Ellisne moved slowly to the colonel’s side, her eyes fastened upon the incoming craft. Disappointment mingled with sharp relief welled up within her. So he had not dared try the transender after all. And she had not betrayed her own duty, but him instead as she was supposed to.
“Good,” said Falmah-Al. “This could be it.” She unhooked a communicator from her belt, and shot orders at her men waiting out of sight below. Her eyes, dark and gleaming with a hunter’s excitement, stabbed at Ellisne. “Now we’ll see. Millen is ready to move—”
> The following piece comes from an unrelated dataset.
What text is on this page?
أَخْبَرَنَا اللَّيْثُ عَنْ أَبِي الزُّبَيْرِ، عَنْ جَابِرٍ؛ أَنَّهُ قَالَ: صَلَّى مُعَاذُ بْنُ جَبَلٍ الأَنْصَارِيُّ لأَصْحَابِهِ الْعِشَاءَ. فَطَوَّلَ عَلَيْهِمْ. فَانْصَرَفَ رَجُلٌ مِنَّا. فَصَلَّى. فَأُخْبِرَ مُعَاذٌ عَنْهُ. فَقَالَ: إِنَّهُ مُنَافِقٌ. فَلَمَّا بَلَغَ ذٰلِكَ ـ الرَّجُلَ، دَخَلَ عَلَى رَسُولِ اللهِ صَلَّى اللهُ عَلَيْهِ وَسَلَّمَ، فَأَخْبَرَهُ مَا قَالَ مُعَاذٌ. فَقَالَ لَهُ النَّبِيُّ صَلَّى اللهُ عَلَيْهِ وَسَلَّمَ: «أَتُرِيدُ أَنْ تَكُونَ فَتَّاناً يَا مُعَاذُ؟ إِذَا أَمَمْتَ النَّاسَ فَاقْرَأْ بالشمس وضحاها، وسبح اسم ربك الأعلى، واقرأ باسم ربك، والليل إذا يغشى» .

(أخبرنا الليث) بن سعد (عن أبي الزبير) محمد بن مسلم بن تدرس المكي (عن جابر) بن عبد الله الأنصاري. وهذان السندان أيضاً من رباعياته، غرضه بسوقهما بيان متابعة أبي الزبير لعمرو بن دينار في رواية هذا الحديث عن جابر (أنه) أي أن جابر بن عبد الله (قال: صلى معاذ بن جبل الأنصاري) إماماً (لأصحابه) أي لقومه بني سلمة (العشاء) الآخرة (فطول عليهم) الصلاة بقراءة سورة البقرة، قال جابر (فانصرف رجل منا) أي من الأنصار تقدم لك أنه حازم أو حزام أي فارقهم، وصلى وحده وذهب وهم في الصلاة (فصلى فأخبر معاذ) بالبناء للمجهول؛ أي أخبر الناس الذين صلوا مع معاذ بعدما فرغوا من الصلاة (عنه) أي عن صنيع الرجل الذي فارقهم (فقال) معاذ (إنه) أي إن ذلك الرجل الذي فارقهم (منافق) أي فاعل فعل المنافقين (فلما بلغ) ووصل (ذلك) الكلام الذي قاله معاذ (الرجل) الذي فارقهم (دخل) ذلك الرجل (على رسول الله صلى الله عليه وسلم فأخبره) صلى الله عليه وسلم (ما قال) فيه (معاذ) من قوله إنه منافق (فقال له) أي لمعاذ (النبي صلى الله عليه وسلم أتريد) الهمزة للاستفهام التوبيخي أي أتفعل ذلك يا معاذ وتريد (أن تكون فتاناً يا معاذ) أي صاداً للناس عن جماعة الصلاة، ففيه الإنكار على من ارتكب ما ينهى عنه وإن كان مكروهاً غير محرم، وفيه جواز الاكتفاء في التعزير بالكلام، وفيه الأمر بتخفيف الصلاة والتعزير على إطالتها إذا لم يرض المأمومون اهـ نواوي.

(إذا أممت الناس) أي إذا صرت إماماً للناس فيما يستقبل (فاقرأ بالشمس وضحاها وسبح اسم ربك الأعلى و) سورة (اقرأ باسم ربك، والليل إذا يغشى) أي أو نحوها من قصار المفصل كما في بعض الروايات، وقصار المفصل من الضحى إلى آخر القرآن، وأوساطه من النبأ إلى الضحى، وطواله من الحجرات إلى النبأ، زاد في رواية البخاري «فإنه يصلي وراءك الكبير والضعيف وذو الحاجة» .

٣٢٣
Her communicator beeped. “Colonel, looks like a false alarm. Their ID codes check out in proper sequence.”
The shuttle whine was muffled but not quite silenced by the insulation of the glastel. It was descending slowly, carefully, positioning itself directly over the glowing coil of the landing pod. Ellisne realized she was holding her breath. She forced herself to release it. She even dared a quick mental scan. The patterns were not his.
“Damn!” Falmah-Al glared at Ellisne and gestured at her men. “Millen, check it out! Move!”
The squad ran out to surround the shuttle with heavy disruptors aimed and ready. Ellisne watched the major enter the hatch first, half-crouched and competent. The violence in Falmah-Al rolled like a wave over Ellisne, who winced and stepped back from the windows. She did not want to watch. How had Brock adjusted to the lust to strike and kill?